Выглядела она очень бледно и напуганно. В коридоре, кроме них, возле окна стояла еще одна молодая женщина, с каким-то отрешенным и безучастным лицом. Покосившись на нее, Костя спросил:

— Что случилось? Ты как-то странно изменилась за эти несколько минут.

— Просто мне сказали, что тут один мальчик умер. Он лежал в одной палате с Антоном. Тоже лейкоз. И тоже пять лет. Я вдруг подумала… подумала… что и Антошка…

Константину пришлось обнять ее и прижать к себе.

— Успокойся, — сказал он. — Погоди, не реви раньше времени. Возьми себя в руки. Мы не дадим ему умереть.

— Правда? — с надеждой спросила она, заглядывая ему в глаза.

— Правда, — ответил он. — Когда я лгал?

— Всегда, — улыбнулась она сквозь силу. — Но сейчас я тебе верю.

Женщина у окна вдруг повернула к ним свое лицо.

— Это мой мальчик умер, — глухо произнесла она. — Его Ванечкой звали. Он очень любил рисовать пароходы. И волны, и желтое солнце над ними. Но теперь это уже не имеет никакого значения.

Открылась одна из дверей, к женщине подошел врач, сказав привычную фразу:

— Пойдемте, свидетельство и вещи вам выдадут внизу.
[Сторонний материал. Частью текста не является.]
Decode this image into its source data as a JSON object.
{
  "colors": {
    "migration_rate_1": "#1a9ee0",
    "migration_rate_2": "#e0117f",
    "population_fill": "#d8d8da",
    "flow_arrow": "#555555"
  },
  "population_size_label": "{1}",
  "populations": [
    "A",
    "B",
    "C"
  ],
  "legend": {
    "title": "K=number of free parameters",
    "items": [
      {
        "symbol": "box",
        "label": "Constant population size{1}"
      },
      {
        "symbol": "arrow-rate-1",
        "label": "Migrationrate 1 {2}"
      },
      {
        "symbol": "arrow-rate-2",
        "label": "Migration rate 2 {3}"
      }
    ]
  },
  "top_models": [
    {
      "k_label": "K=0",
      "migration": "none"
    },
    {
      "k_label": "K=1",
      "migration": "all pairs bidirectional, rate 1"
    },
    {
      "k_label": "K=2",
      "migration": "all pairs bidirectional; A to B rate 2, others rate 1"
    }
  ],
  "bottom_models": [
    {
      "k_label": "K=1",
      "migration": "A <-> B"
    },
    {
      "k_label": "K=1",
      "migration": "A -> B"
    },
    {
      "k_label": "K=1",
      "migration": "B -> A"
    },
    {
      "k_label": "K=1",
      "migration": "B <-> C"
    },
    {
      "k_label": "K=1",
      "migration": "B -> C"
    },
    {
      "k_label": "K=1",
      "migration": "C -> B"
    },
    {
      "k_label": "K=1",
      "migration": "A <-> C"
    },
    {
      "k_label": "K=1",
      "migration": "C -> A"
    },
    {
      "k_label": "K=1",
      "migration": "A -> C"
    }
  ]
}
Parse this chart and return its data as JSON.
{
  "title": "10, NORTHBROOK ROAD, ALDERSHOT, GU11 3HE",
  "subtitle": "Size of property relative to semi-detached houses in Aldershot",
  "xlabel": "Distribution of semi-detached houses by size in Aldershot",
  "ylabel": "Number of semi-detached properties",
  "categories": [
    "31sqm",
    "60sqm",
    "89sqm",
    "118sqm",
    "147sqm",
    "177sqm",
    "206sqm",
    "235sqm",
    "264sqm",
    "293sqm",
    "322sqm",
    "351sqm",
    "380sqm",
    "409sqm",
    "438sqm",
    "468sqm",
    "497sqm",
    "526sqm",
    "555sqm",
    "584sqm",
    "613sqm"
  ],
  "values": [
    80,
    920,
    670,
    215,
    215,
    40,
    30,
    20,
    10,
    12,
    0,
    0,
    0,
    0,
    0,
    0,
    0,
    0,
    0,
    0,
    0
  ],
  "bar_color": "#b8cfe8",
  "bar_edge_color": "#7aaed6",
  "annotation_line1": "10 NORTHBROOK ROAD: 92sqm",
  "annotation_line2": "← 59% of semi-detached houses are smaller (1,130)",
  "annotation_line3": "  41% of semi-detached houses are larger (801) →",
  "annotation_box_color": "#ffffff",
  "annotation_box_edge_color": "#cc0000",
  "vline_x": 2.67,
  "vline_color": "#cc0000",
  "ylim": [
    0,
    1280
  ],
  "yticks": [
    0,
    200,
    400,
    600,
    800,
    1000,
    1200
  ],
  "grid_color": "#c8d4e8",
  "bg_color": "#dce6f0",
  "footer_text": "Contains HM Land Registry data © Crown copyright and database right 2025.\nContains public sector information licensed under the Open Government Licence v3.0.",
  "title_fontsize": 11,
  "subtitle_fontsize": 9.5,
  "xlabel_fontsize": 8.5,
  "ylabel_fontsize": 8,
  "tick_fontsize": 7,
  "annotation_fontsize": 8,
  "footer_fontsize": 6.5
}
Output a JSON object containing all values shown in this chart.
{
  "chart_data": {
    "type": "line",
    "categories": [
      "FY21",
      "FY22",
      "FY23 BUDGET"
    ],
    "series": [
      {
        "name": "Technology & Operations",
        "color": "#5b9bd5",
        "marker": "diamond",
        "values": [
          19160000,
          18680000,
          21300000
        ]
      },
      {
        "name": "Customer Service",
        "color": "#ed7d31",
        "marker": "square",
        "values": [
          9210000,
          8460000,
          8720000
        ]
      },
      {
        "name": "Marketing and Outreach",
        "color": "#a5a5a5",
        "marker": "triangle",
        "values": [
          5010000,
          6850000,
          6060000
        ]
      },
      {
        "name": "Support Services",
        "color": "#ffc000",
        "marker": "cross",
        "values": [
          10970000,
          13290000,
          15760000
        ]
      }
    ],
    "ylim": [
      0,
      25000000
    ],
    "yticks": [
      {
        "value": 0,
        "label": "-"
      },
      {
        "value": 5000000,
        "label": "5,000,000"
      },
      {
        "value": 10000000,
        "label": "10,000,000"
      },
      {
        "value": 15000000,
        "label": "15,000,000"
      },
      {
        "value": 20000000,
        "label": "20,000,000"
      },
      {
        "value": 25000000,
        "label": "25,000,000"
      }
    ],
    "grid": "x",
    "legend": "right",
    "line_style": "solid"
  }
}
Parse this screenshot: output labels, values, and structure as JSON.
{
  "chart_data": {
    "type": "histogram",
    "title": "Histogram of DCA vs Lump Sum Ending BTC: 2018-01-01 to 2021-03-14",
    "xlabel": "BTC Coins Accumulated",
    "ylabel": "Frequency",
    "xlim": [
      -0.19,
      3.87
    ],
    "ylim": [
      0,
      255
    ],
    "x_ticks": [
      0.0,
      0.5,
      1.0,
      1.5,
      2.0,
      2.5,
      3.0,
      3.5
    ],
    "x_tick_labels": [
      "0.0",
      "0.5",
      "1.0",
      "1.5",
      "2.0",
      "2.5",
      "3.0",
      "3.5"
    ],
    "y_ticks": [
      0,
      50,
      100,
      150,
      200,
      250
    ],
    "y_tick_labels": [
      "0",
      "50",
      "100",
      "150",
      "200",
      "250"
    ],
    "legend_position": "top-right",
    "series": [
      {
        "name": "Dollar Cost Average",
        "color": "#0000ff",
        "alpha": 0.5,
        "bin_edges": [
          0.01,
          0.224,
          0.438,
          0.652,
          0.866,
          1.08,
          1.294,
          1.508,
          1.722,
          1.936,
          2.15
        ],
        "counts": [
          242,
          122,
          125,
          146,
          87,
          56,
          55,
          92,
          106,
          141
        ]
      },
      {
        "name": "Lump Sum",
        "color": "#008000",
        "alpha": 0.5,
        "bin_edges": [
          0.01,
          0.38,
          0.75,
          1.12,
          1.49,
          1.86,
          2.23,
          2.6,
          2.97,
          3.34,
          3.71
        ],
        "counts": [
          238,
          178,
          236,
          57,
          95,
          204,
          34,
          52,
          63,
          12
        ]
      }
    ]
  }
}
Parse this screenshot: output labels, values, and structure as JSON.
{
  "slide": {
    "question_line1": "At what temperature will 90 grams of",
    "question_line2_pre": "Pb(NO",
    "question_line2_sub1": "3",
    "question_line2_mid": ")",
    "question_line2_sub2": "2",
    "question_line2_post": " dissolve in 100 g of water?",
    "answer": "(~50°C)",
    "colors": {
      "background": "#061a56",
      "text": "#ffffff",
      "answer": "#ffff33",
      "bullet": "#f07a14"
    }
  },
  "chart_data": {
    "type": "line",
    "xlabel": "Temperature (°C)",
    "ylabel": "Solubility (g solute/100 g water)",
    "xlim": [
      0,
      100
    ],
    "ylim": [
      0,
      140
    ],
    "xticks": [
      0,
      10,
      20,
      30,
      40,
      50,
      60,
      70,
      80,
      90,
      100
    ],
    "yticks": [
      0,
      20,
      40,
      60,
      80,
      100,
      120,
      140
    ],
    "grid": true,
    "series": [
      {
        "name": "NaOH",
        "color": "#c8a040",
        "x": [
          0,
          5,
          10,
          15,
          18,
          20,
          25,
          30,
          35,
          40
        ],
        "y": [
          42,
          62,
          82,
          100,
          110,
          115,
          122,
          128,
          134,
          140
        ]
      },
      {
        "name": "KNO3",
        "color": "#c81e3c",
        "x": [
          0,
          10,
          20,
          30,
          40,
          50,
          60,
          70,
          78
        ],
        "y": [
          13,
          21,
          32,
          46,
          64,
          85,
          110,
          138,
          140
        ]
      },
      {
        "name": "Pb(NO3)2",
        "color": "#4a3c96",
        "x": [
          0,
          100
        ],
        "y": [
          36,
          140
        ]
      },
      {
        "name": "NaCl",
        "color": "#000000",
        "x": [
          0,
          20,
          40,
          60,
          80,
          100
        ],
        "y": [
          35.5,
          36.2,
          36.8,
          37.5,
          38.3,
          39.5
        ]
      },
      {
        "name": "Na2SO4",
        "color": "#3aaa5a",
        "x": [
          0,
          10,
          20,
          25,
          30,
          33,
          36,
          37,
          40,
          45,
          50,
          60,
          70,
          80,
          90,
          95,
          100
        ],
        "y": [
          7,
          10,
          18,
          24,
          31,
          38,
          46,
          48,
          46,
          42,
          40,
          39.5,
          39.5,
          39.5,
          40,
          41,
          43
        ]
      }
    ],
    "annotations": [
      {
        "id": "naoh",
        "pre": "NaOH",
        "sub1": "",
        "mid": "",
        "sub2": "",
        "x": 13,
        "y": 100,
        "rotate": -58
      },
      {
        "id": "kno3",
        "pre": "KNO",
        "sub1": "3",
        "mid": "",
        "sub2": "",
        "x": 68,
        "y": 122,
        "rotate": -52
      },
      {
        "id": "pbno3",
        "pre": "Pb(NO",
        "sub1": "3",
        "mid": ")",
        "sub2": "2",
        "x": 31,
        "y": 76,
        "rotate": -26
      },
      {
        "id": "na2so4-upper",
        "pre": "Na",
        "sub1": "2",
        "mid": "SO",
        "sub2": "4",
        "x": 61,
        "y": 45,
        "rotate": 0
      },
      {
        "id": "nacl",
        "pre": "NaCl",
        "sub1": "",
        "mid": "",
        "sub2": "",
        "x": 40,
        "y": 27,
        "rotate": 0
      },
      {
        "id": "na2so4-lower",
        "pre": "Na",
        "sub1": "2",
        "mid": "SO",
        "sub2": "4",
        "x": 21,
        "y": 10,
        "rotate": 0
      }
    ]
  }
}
Женщина сомнамбулически пошла за ним, а Константин и Ольга проводили их долгим взглядом. Затем ему понадобилось вновь схватить ее, потому что она начала биться в истерике.

— О, Господи!.. За что?.. За что?.. — повторяла она всего одну фразу. — За что… Господи…

— Прекрати! — сказал Костя, с силой встряхнув ее. — Немедленно перестань! Я же рядом, мы вместе, мы справимся с этой чертовой болезнью… — но у него и самого не было уверенности в том, что он сейчас говорит.

С лестницы спускался Вильгельм Мордехаевич. Заметив Ольгу и Костю, он тотчас же пошел к ним.